# A third group buy from Ebiken Studio's



## Ebi-Ken (Jul 9, 2010)

Hello everyone, 

Due to high demands, I will begin to organize another group buy sooner than planned as the beginning of Fall group buy. PM me what your interested in getting while I recover from my vaca. I will post pics of the incredible oysters we were picking and eating straight off the beach. Just a little lemon and Tabasco Sauce was needed


----------



## Ebi-Ken (Jul 9, 2010)

will finally have some time tomorrow to update this thread further. The order is drawing close to being able to ship. I will update with some plants and some ebiken shrimp products including my hand made shrimp net as well! Very customizable and its fixed size but custom length.

Matthew has seen my trips picture of mouthwatering oysters =)


----------



## srolls (Apr 25, 2010)

Ebi-Ken said:


> will finally have some time tomorrow to update this thread further. The order is drawing close to being able to ship. I will update with some plants and some ebiken shrimp products including my hand made shrimp net as well! Very customizable and its fixed size but custom length.
> 
> Matthew has seen my trips picture of mouthwatering oysters =)

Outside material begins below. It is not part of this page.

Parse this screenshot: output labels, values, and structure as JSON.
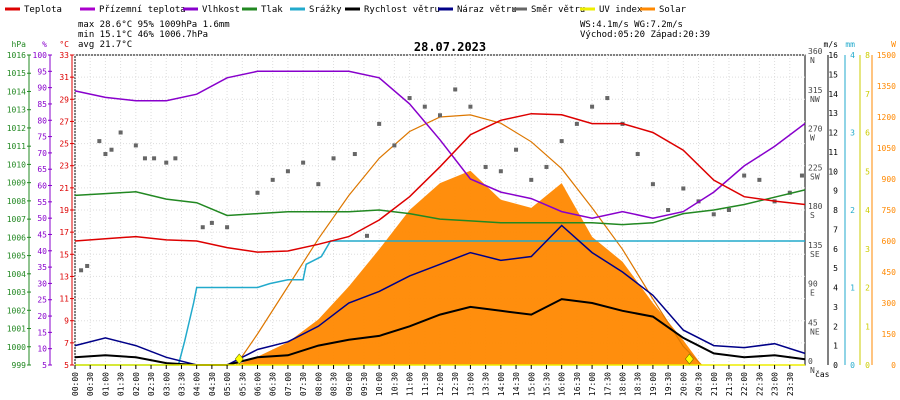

where my oysters  hope you had a good vacation. and nice plants?


----------



## Ebi-Ken (Jul 9, 2010)

This group buy will be onhold for the next 1-2 weeks. My most beloved grandmother has just passed away this morning. I have found evidence of possible foul play amongst the nurses in the home care facility and will not be mentally able to focus on anything else.


----------



## bettaforu (Sep 6, 2009)

Agghhh Frank I am sooo very sorry for your loss!

I too have found some very disturbing things going on in LTC facilities. IF you can prove it go for it...

We think our aged loved ones will be looked after the same way we would do if we could, but unfortunately in todays world that is NOT the case.

My sincere condolences on the loss. Im sure she's in a much better place now!


----------